Actavis Settles Daytrana® Patent Litigation

Actavis announced that it signed an agreement with Noven Pharmaceuticals for the settlement of all outstanding patent litigation in connection with Actavis’ generic version of Daytrana (methylphenidate transdermal system), a CNS stimulant used to treat ADHD.

Noven Pharmaceuticals will grant Actavis a non-exclusive, royalty bearing license to market the generic version of the drug starting on September 1, 2015 or earlier under certain conditions.

The company had filed a patent infringement lawsuit against Actavis (then known as Watson Pharmaceuticals) in 2011 as a result of an Abbreviated New Drug Application (ANDA) submission by Watson for the approval of a generic version of Daytrana. Noven insisted that Actavis’ application was illegal because it was made prior to the drug’s scheduled patent expiration in 2018.

“Launch of Actavis' product is contingent upon Actavis receiving final approval from the U.S. Food and Drug Administration on its Abbreviated New Drug Application (ANDA) for generic Daytrana. Based on available information, Actavis believes it may be a "first applicant" to file an ANDA for the generic version of Daytrana and, should its ANDA be approved, may be entitled to 180 days of generic market exclusivity,” Actavis said in its press release.

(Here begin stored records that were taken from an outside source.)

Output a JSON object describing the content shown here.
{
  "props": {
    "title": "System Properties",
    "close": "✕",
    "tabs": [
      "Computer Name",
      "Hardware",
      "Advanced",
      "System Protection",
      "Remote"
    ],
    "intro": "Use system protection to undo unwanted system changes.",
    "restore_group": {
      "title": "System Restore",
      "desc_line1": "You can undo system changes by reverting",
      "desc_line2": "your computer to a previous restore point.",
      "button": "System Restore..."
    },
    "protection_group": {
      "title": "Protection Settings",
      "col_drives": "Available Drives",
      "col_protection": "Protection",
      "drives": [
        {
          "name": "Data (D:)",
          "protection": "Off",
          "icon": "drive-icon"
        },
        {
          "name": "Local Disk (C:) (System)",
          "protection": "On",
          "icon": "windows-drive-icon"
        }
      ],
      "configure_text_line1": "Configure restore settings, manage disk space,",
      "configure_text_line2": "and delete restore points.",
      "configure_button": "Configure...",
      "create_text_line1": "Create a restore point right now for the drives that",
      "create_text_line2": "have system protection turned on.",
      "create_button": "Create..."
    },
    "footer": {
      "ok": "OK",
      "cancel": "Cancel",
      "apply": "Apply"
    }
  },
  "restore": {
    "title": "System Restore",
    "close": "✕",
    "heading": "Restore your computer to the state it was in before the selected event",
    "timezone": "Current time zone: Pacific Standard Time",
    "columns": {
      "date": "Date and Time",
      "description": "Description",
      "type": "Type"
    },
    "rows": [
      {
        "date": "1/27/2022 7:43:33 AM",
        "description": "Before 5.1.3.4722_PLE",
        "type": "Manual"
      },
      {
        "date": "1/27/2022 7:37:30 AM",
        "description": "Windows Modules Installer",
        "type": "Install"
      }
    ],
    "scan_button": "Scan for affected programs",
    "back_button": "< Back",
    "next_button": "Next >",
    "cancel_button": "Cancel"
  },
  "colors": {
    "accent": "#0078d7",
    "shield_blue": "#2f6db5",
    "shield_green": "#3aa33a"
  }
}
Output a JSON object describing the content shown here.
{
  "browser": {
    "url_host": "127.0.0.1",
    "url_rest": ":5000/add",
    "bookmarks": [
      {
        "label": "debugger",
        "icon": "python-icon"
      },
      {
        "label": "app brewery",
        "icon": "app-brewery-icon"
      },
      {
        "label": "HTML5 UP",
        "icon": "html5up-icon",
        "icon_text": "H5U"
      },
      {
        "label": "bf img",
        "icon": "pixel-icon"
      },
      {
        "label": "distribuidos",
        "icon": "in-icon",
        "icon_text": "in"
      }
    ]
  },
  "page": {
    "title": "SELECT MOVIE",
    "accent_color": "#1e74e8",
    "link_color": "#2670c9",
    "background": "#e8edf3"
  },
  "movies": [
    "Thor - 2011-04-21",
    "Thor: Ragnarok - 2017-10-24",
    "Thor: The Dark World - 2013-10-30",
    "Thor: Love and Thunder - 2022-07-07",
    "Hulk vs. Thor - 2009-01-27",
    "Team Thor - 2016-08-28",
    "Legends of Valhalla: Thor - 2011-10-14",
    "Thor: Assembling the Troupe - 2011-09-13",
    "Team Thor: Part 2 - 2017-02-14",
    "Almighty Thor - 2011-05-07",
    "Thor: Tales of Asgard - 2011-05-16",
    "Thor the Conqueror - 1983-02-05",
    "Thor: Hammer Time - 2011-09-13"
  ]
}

Daytrana is the first transdermal patch approved for the treatment of Attention Deficit Hyperactivity Disorder symptoms in pediatric patients 6 to 17 years old. The medication patch contains a prescription central nervous system (CNS) stimulant used to help increase attention and decrease hyperactive and impulsive behavior. Daytrana is recommended as an adjunct treatment to a total therapy program for ADHD.

The ADHD patch is developed and manufactured by Noven and marketed by the CNS unit of its specialty pharmaceuticals subsidiary, Noven Therapeutics, LLC. Daytrana is a controlled substance due to risk of abuse or dependence.

The drug had total U.S. sales of an estimated $98 million, says IMS Health data.